Вынужденный обстоятельствами покинуть сосны прежде, чем их вдохновляющее дыхание успело наполнить его жизнью, он почти не имел сил, чтобы возобновить борьбу за существование, и о той жертве своим имуществом, на которую он был вынужден пойти, он пишет Хейну: «Мы съели два серебряных кувшина, одну или две дюжины серебряных вилок, несколько диванов, бесчисленное множество стульев и огромную кровать».

Нам хотелось бы думать о жизни как о безмятежно текущей в том прелестном коттедже на Хендерсон-стрит в Колумбии, чья широкая передняя веранда увенчана гребенчатой крышей, опирающейся на ряд белых колонн. В ее прохладном полумраке мы можем в своем воображении увидеть поэта, любящего природу, который под вечер вглядывается в зелень дружелюбного дерева, любовно протягивающего свои огромные ветви к тенистому крыльцу.

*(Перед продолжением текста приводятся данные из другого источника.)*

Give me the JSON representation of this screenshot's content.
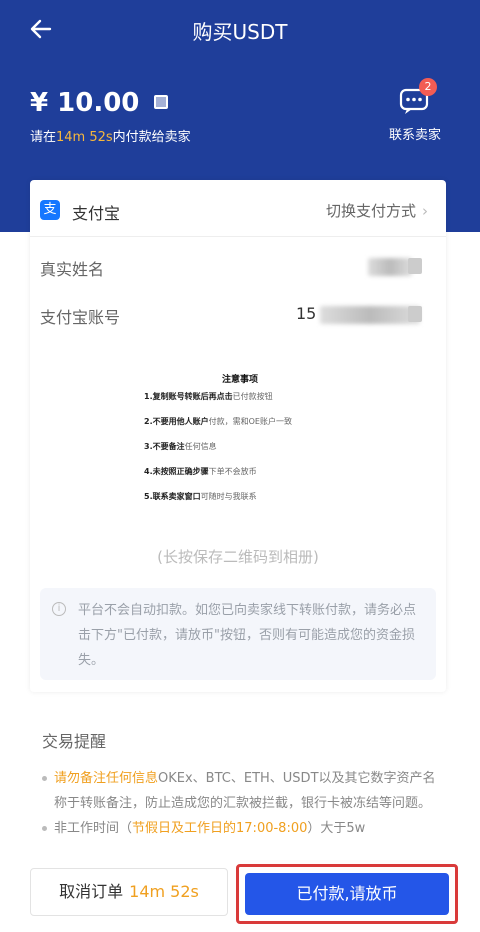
{
  "nav": {
    "title": "购买USDT"
  },
  "order": {
    "price": "¥ 10.00",
    "pay_note_prefix": "请在",
    "pay_note_time": "14m 52s",
    "pay_note_suffix": "内付款给卖家"
  },
  "contact": {
    "label": "联系卖家",
    "badge": "2"
  },
  "payment": {
    "method": "支付宝",
    "switch_label": "切换支付方式",
    "real_name_label": "真实姓名",
    "account_label": "支付宝账号",
    "account_prefix": "15"
  },
  "notice": {
    "title": "注意事项",
    "items": [
      {
        "bold": "1.复制账号转账后再点击",
        "rest": "已付款按钮"
      },
      {
        "bold": "2.不要用他人账户",
        "rest": "付款，需和OE账户一致"
      },
      {
        "bold": "3.不要备注",
        "rest": "任何信息"
      },
      {
        "bold": "4.未按照正确步骤",
        "rest": "下单不会放币"
      },
      {
        "bold": "5.联系卖家窗口",
        "rest": "可随时与我联系"
      }
    ]
  },
  "save_hint": "(长按保存二维码到相册)",
  "warning": {
    "text": "平台不会自动扣款。如您已向卖家线下转账付款，请务必点击下方\"已付款，请放币\"按钮，否则有可能造成您的资金损失。"
  },
  "tips": {
    "title": "交易提醒",
    "item1_highlight": "请勿备注任何信息",
    "item1_rest": "OKEx、BTC、ETH、USDT以及其它数字资产名称于转账备注，防止造成您的汇款被拦截，银行卡被冻结等问题。",
    "item2_prefix": "非工作时间（",
    "item2_highlight": "节假日及工作日的17:00-8:00",
    "item2_rest": "）大于5w"
  },
  "bottom": {
    "cancel_label": "取消订单",
    "cancel_timer": "14m 52s",
    "confirm_label": "已付款,请放币"
  },
  "colors": {
    "header_bg": "#1f3e9a",
    "primary_button": "#2456e8",
    "accent_orange": "#f0a020",
    "highlight_frame": "#d93a3a"
  }
}
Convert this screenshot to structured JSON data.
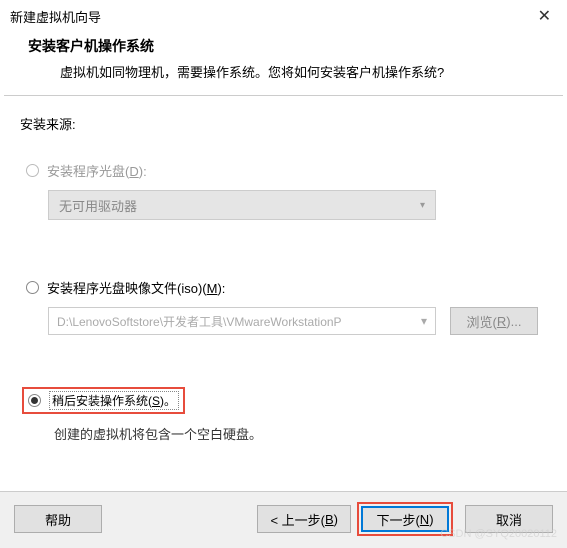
{
  "titlebar": {
    "title": "新建虚拟机向导"
  },
  "header": {
    "title": "安装客户机操作系统",
    "desc": "虚拟机如同物理机，需要操作系统。您将如何安装客户机操作系统?"
  },
  "source": {
    "label": "安装来源:"
  },
  "option_disc": {
    "label": "安装程序光盘(",
    "hotkey": "D",
    "suffix": "):",
    "dropdown": "无可用驱动器"
  },
  "option_iso": {
    "label": "安装程序光盘映像文件(iso)(",
    "hotkey": "M",
    "suffix": "):",
    "path": "D:\\LenovoSoftstore\\开发者工具\\VMwareWorkstationP",
    "browse": "浏览(",
    "browse_hotkey": "R",
    "browse_suffix": ")..."
  },
  "option_later": {
    "label": "稍后安装操作系统(",
    "hotkey": "S",
    "suffix": ")。",
    "desc": "创建的虚拟机将包含一个空白硬盘。"
  },
  "footer": {
    "help": "帮助",
    "back": "< 上一步(",
    "back_hotkey": "B",
    "back_suffix": ")",
    "next": "下一步(",
    "next_hotkey": "N",
    "next_suffix": ")",
    "cancel": "取消"
  },
  "watermark": "CSDN @SYQ20020112"
}
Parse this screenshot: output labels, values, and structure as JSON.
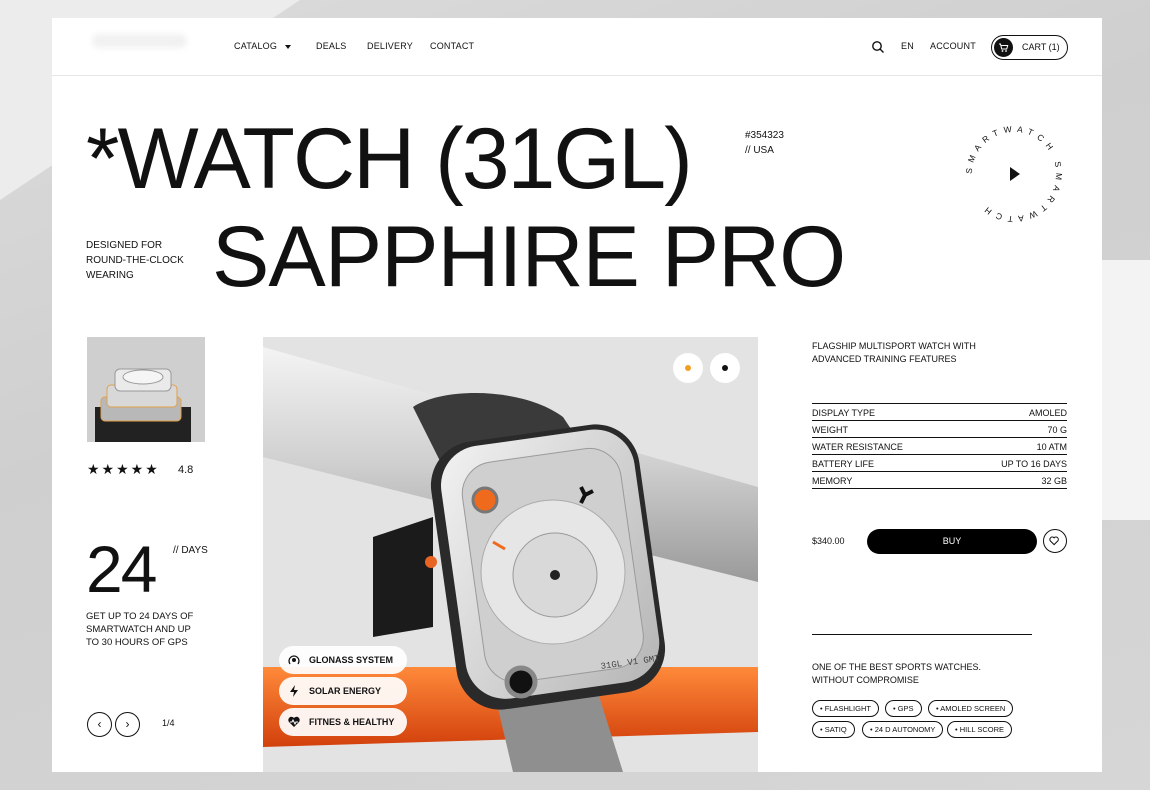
{
  "nav": {
    "links": [
      "CATALOG",
      "DEALS",
      "DELIVERY",
      "CONTACT"
    ],
    "lang": "EN",
    "account": "ACCOUNT",
    "cart": "CART (1)"
  },
  "hero": {
    "title_line1": "*WATCH (31GL)",
    "title_line2": "SAPPHIRE PRO",
    "sku": "#354323",
    "origin": "// USA",
    "designed_for": "DESIGNED FOR ROUND-THE-CLOCK WEARING",
    "badge_text": "SMARTWATCH SMARTWATCH"
  },
  "left": {
    "rating_stars": "★★★★★",
    "rating_value": "4.8",
    "big_number": "24",
    "days_label": "// DAYS",
    "days_desc": "GET UP TO 24 DAYS OF SMARTWATCH AND UP TO 30 HOURS OF GPS",
    "prev": "‹",
    "next": "›",
    "pager": "1/4"
  },
  "features": [
    "GLONASS SYSTEM",
    "SOLAR ENERGY",
    "FITNES & HEALTHY"
  ],
  "watch_label": "31GL V1 GMT",
  "right": {
    "tagline": "FLAGSHIP MULTISPORT WATCH WITH ADVANCED TRAINING FEATURES",
    "specs": [
      {
        "k": "DISPLAY TYPE",
        "v": "AMOLED"
      },
      {
        "k": "WEIGHT",
        "v": "70 G"
      },
      {
        "k": "WATER RESISTANCE",
        "v": "10 ATM"
      },
      {
        "k": "BATTERY LIFE",
        "v": "UP TO 16 DAYS"
      },
      {
        "k": "MEMORY",
        "v": "32 GB"
      }
    ],
    "price": "$340.00",
    "buy": "BUY",
    "best": "ONE OF THE BEST SPORTS WATCHES. WITHOUT COMPROMISE",
    "chips": [
      "• FLASHLIGHT",
      "• GPS",
      "• AMOLED SCREEN",
      "• SATIQ",
      "• 24 D AUTONOMY",
      "• HILL SCORE"
    ]
  },
  "colors": {
    "accent": "#f06a1d",
    "ink": "#111111"
  }
}
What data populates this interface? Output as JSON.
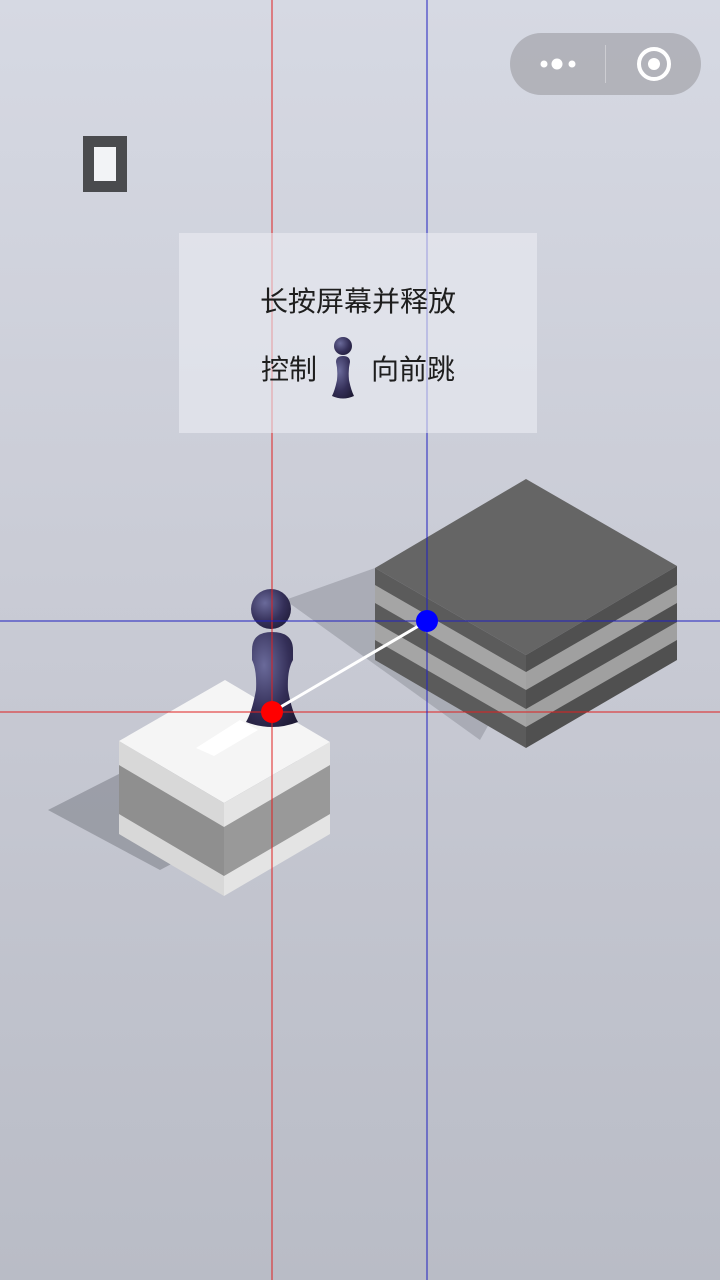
{
  "menu_capsule": {
    "more_icon": "three-dots-icon",
    "close_icon": "target-circle-icon"
  },
  "score": {
    "display": ""
  },
  "hint": {
    "line1": "长按屏幕并释放",
    "line2_prefix": "控制",
    "line2_suffix": "向前跳",
    "icon": "chess-piece-icon"
  },
  "colors": {
    "piece": "#3a3560",
    "current_block_top": "#f4f4f4",
    "target_block_top": "#666666",
    "start_marker": "#ff0000",
    "target_marker": "#0000ff",
    "start_guide": "#e02020",
    "target_guide": "#2020c0"
  }
}
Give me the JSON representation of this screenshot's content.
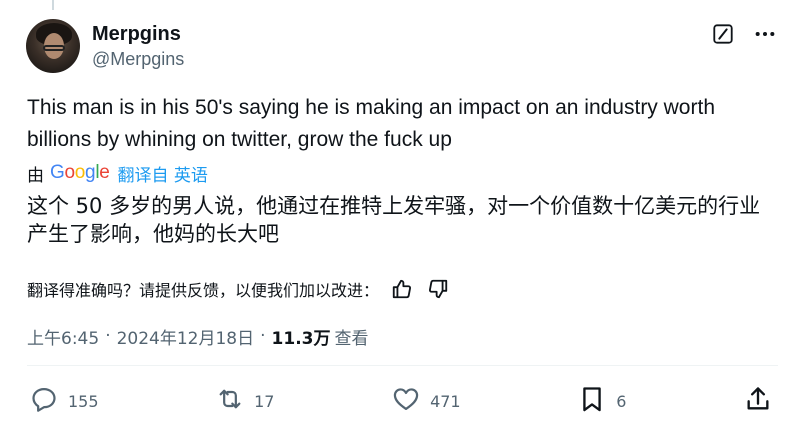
{
  "author": {
    "display_name": "Merpgins",
    "handle": "@Merpgins"
  },
  "tweet": {
    "text": "This man is in his 50's saying he is making an impact on an industry worth billions by whining on twitter, grow the fuck up"
  },
  "translation": {
    "by_label": "由",
    "provider": "Google",
    "source_label": "翻译自 英语",
    "text": "这个 50 多岁的男人说，他通过在推特上发牢骚，对一个价值数十亿美元的行业产生了影响，他妈的长大吧",
    "feedback_prompt": "翻译得准确吗？请提供反馈，以便我们加以改进："
  },
  "meta": {
    "time": "上午6:45",
    "date": "2024年12月18日",
    "separator": "·",
    "views_count": "11.3万",
    "views_label": "查看"
  },
  "actions": {
    "replies": "155",
    "reposts": "17",
    "likes": "471",
    "bookmarks": "6"
  },
  "icons": {
    "grok": "grok-icon",
    "more": "more-icon",
    "reply": "reply-icon",
    "repost": "repost-icon",
    "like": "heart-icon",
    "bookmark": "bookmark-icon",
    "share": "share-icon",
    "thumbs_up": "thumbs-up-icon",
    "thumbs_down": "thumbs-down-icon"
  },
  "colors": {
    "text": "#0f1419",
    "secondary": "#536471",
    "link": "#1d9bf0"
  }
}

Более высокое дерево стоит на страже у ворот, словно оберегая душу поэта от мира и окружая ее красотой, которую она так любила.

Но жизнь не принесла ему больше радости или успеха, чем те, которых он достиг за долгие годы труда, скорби и разочарований, озаряемые пламенем его собственного гения, бросавшего на темную стену бытия картины, которые воображение рисовало волшебной рукой в его чутком, всегда отзывчивом сознании. Шестого октября, после того месяца переливчатой красоты на Копс-Хилл, наступили дни, о которых он написал задолго до этого:

Когда в зените пурпур гаснет,

Когда светлеет на лужайке,

Вокруг меня — дыханье смерти,

И шепот: «Он ушел!»

На Копс-Хилл, «Под сосной», его друг всей жизни стоял и скорбно вопрошал:

О Дерево! Неужто прикосновенье поэта, его мечты,

Столь полные небесного сиянья,

Не пробились сквозь складки твоей тусклой коры,

И вся твоя темная натура

Не вздрогнула от медленного биения и трепещущего огня

Слабого, неведомого желания?

Ближе к концу своего последнего визита он сказал Полу Хейну, что не хотел бы дожить до старости — «стать восьмидесятилетним, а тем более столетним, как старик Парр». Он надеялся, что сможет прожить до пятидесяти или пятидесяти пяти лет; «человеку претит мысль о мумии, интеллектуальной или физической». Если бы эти желанные годы были добавлены к его тридцати восьми прекрасным годам, более яркое сияние могло бы увенчать нашу литературу. Или же это видение угасло бы вместе с юностью?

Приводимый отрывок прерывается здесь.